Your statutory warranty will cover most defects.

Your vehicle has a defect if a part:

  • does not do what it is supposed to do
  • has worn out so much that it no longer works.

A statutory warranty does not cover defects in:

  • tyres or tyre tubes, batteries, fitted airbags or radiator hoses
  • lights (other than a warning light or a turn indicator light used as a hazard light)
  • installed radio, tape recorder or CD player
  • aerial, spark plug, wiper rubber, distributor point, oil or oil filer, heater hose, fuel or air filter
  • paintwork or upholstery.

Statutory warranty also doesn’t cover:

  • accidental damage due to your own misuse or negligence
  • anything that you fitted to the vehicle after the time of sale.

Making a claim

If your vehicle needs repairs under your statutory warranty, you must give written notice to the warrantor of the defect.

The warrantor must:

  • decide if the defects are covered by your statutory warranty
  • respond in writing within 5 days
  • tell you how to get your vehicle fixed.

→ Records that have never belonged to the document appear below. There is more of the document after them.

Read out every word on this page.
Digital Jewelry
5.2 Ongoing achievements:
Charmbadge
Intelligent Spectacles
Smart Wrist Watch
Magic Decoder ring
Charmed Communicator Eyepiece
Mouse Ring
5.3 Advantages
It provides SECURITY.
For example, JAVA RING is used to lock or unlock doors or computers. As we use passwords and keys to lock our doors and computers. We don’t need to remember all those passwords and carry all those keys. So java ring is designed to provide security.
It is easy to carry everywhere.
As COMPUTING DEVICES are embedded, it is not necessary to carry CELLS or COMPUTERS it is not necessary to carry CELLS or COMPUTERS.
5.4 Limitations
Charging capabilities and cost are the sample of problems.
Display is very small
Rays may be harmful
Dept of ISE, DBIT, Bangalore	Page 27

If the warrantor does not respond in writing within 5 days, they are taken to have accepted that:

  • the statutory warranty does cover the defects
  • they will be responsible for repairing your vehicle.

Getting the repairs

You will have to deliver the vehicle to either:

  • the warrantor
  • an authorised repairer of their choice.

They will have 14 days to fix your vehicle. You get an extra day added to your statutory warranty for each day of repairs.

The authorised repairer should be less than 20km from the warrantor’s place of business. They may only use a more distant repairer if you agree to it.

If your vehicle is more than 200km from the warrantor’s place of business, they may choose to:

  • nominate the nearest qualified repairer
  • pay delivery costs if they decide to use another repairer.

Resolving disputes

You should always try to resolve any disputes with the dealer. If you are not happy with the dealer’s response, you should then make a complaint to the Office of Fair Trading.